Many data science libraries and processing frameworks include user interfaces to help track progress of your jobs and break down workflows. These are instrumental in debugging and using the platforms themselves. For example, TensorFlow visualizations can be run on TensorBoard. Other web application frameworks such as Shiny and Flask are popular ways for data scientists to display additional interactive analysis in the languages they already know.

Cloudera Machine Learning allows you to access these web UIs directly from sessions and jobs. This feature is particularly helpful when you want to monitor and track progress for batch jobs. Even though jobs don't give you access to the interactive workbench console, you can still track long running jobs through the UI. However, note that the UI is only active so long as the job/session is active.
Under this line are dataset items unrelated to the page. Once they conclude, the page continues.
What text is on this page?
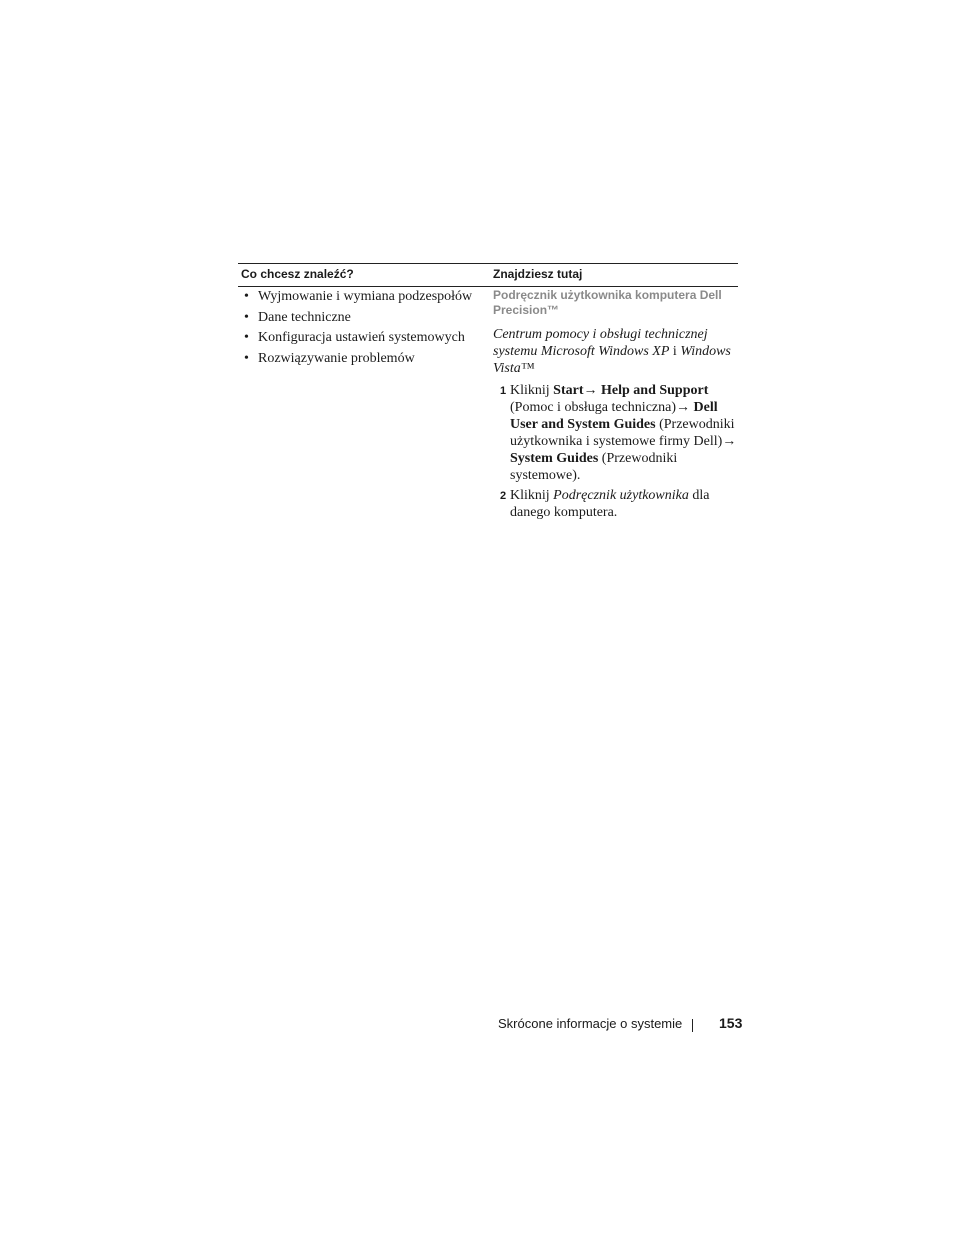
Co chcesz znaleźć?	Znajdziesz tutaj
• Wyjmowanie i wymiana podzespołów
• Dane techniczne
• Konfiguracja ustawień systemowych
• Rozwiązywanie problemów

Podręcznik użytkownika komputera Dell Precision™

Centrum pomocy i obsługi technicznej systemu Microsoft Windows XP i Windows Vista™

1 Kliknij Start→ Help and Support (Pomoc i obsługa techniczna)→ Dell User and System Guides (Przewodniki użytkownika i systemowe firmy Dell)→ System Guides (Przewodniki systemowe).
2 Kliknij Podręcznik użytkownika dla danego komputera.
Skrócone informacje o systemie	153
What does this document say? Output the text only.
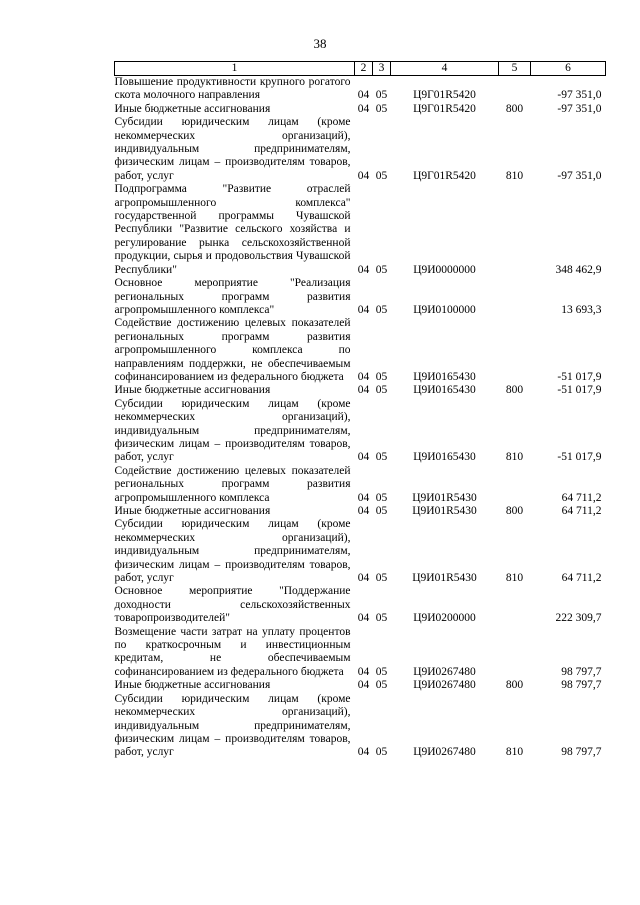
38
1	2	3	4	5	6
Повышение продуктивности крупного рогатого скота молочного направления	04	05	Ц9Г01R5420		-97 351,0
Иные бюджетные ассигнования	04	05	Ц9Г01R5420	800	-97 351,0
Субсидии юридическим лицам (кроме некоммерческих организаций), индивидуальным предпринимателям, физическим лицам – производителям товаров, работ, услуг	04	05	Ц9Г01R5420	810	-97 351,0
Подпрограмма "Развитие отраслей агропромышленного комплекса" государственной программы Чувашской Республики "Развитие сельского хозяйства и регулирование рынка сельскохозяйственной продукции, сырья и продовольствия Чувашской Республики"	04	05	Ц9И0000000		348 462,9
Основное мероприятие "Реализация региональных программ развития агропромышленного комплекса"	04	05	Ц9И0100000		13 693,3
Содействие достижению целевых показателей региональных программ развития агропромышленного комплекса по направлениям поддержки, не обеспечиваемым софинансированием из федерального бюджета	04	05	Ц9И0165430		-51 017,9
Иные бюджетные ассигнования	04	05	Ц9И0165430	800	-51 017,9
Субсидии юридическим лицам (кроме некоммерческих организаций), индивидуальным предпринимателям, физическим лицам – производителям товаров, работ, услуг	04	05	Ц9И0165430	810	-51 017,9
Содействие достижению целевых показателей региональных программ развития агропромышленного комплекса	04	05	Ц9И01R5430		64 711,2
Иные бюджетные ассигнования	04	05	Ц9И01R5430	800	64 711,2
Субсидии юридическим лицам (кроме некоммерческих организаций), индивидуальным предпринимателям, физическим лицам – производителям товаров, работ, услуг	04	05	Ц9И01R5430	810	64 711,2
Основное мероприятие "Поддержание доходности сельскохозяйственных товаропроизводителей"	04	05	Ц9И0200000		222 309,7
Возмещение части затрат на уплату процентов по краткосрочным и инвестиционным кредитам, не обеспечиваемым софинансированием из федерального бюджета	04	05	Ц9И0267480		98 797,7
Иные бюджетные ассигнования	04	05	Ц9И0267480	800	98 797,7
Субсидии юридическим лицам (кроме некоммерческих организаций), индивидуальным предпринимателям, физическим лицам – производителям товаров, работ, услуг	04	05	Ц9И0267480	810	98 797,7
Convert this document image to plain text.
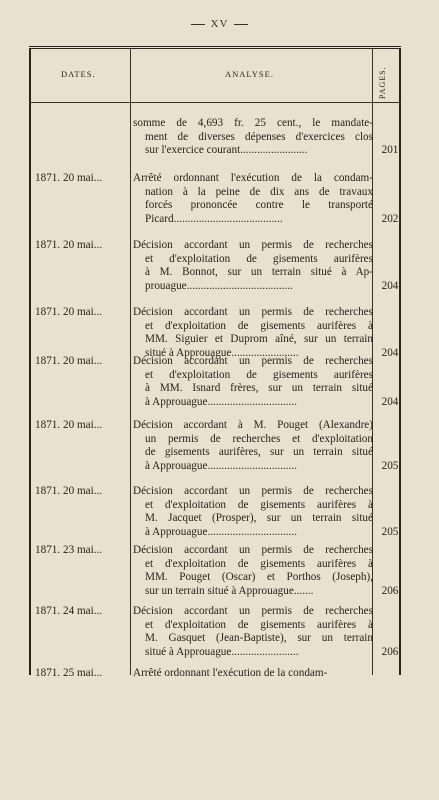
XV
DATES.	ANALYSE.	PAGES.
somme de 4,693 fr. 25 cent., le mandate-
ment de diverses dépenses d'exercices clos
sur l'exercice courant........................	201
1871. 20 mai...	Arrêté ordonnant l'exécution de la condam-
nation à la peine de dix ans de travaux
forcés prononcée contre le transporté
Picard.......................................	202
1871. 20 mai...	Décision accordant un permis de recherches
et d'exploitation de gisements aurifères
à M. Bonnot, sur un terrain situé à Ap-
prouague......................................	204
1871. 20 mai...	Décision accordant un permis de recherches
et d'exploitation de gisements aurifères à
MM. Siguier et Duprom aîné, sur un terrain
situé à Approuague........................	204
1871. 20 mai...	Décision accordant un permis de recherches
et d'exploitation de gisements aurifères
à MM. Isnard frères, sur un terrain situé
à Approuague................................	204
1871. 20 mai...	Décision accordant à M. Pouget (Alexandre)
un permis de recherches et d'exploitation
de gisements aurifères, sur un terrain situé
à Approuague................................	205
1871. 20 mai...	Décision accordant un permis de recherches
et d'exploitation de gisements aurifères à
M. Jacquet (Prosper), sur un terrain situé
à Approuague................................	205
1871. 23 mai...	Décision accordant un permis de recherches
et d'exploitation de gisements aurifères à
MM. Pouget (Oscar) et Porthos (Joseph),
sur un terrain situé à Approuague.......	206
1871. 24 mai...	Décision accordant un permis de recherches
et d'exploitation de gisements aurifères à
M. Gasquet (Jean-Baptiste), sur un terrain
situé à Approuague........................	206
1871. 25 mai...	Arrêté ordonnant l'exécution de la condam-
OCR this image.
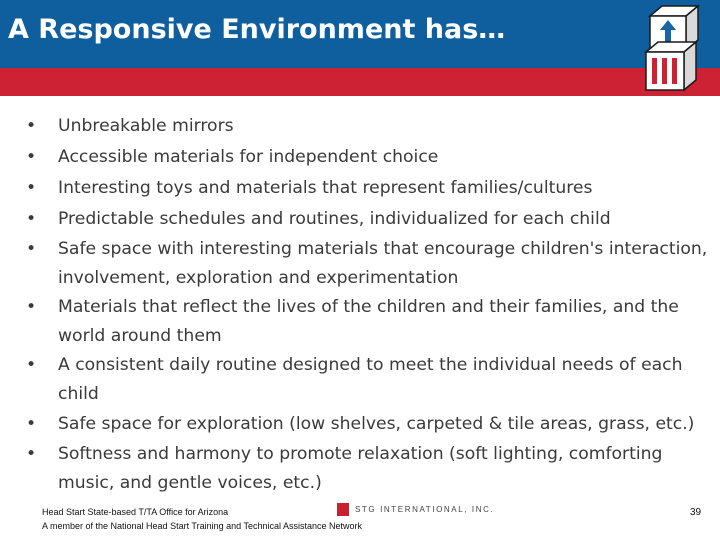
A Responsive Environment has…
• Unbreakable mirrors
• Accessible materials for independent choice
• Interesting toys and materials that represent families/cultures
• Predictable schedules and routines, individualized for each child
• Safe space with interesting materials that encourage children's interaction, involvement, exploration and experimentation
• Materials that reflect the lives of the children and their families, and the world around them
• A consistent daily routine designed to meet the individual needs of each child
• Safe space for exploration (low shelves, carpeted & tile areas, grass, etc.)
• Softness and harmony to promote relaxation (soft lighting, comforting music, and gentle voices, etc.)
Head Start State-based T/TA Office for Arizona
A member of the National Head Start Training and Technical Assistance Network
STG INTERNATIONAL, INC.	39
If your session times out after 60 minutes (default timeout value), so will the UI.

CDSW_APP_PORT and CDSW_READONLY_PORT are environment variables that point to general purpose public ports. Any HTTP services running in containers that bind to CDSW_APP_PORT or CDSW_READONLY_PORT are available in browsers at: http://<$CDSW_ENGINE_ID>.<$CDSW_DOMAIN>. Therefore, TensorBoard, Shiny, Flask or any other web framework accompanying a project can be accessed directly from within a session or job, as long as it is run on CDSW_APP_PORT or CDSW_READONLY_PORT.

CDSW_APP_PORT is meant for applications that grant some level of control to the project, such as access to the active session or terminal. CDSW_READONLY_PORT must be used for applications that grant read-only access to project results.

To access the UI while you are in an active session, click the grid icon in the upper right hand corner of the Cloudera Data Science Workbench web application, and select the UI from the dropdown. For a job, navigate to the job overview page and click the History tab. Click on a job run to open the session output for the job. You can now click the grid icon in the upper right hand corner of the Cloudera Machine Learning web application to access the UI for this session.

Limitations with port availability

Cloudera Machine Learning exposes only one port per-access level. This means, in version 1.6.0, you can run a maximum of 3 web applications simultaneously:
  • one on CDSW_APP_PORT, which can be used for applications that grant some level of control over the project to Contributors and Admins,
  • one on CDSW_READONLY_PORT, which can be used for applications that only need to give read-only access to project collaborators,
  • and, one on the now-deprecated CDSW_PUBLIC_PORT, which is accessible by all users.

However, by default the editors feature runs third-party browser-based editors on CDSW_APP_PORT. Therefore, for projects that are already using browser-based third-party editors, you are left with only 2 other ports to run applications on: CDSW_READONLY_PORT and CDSW_PUBLIC_PORT. Keep in mind the level of access you want to grant users when you are selecting one of these ports for a web application.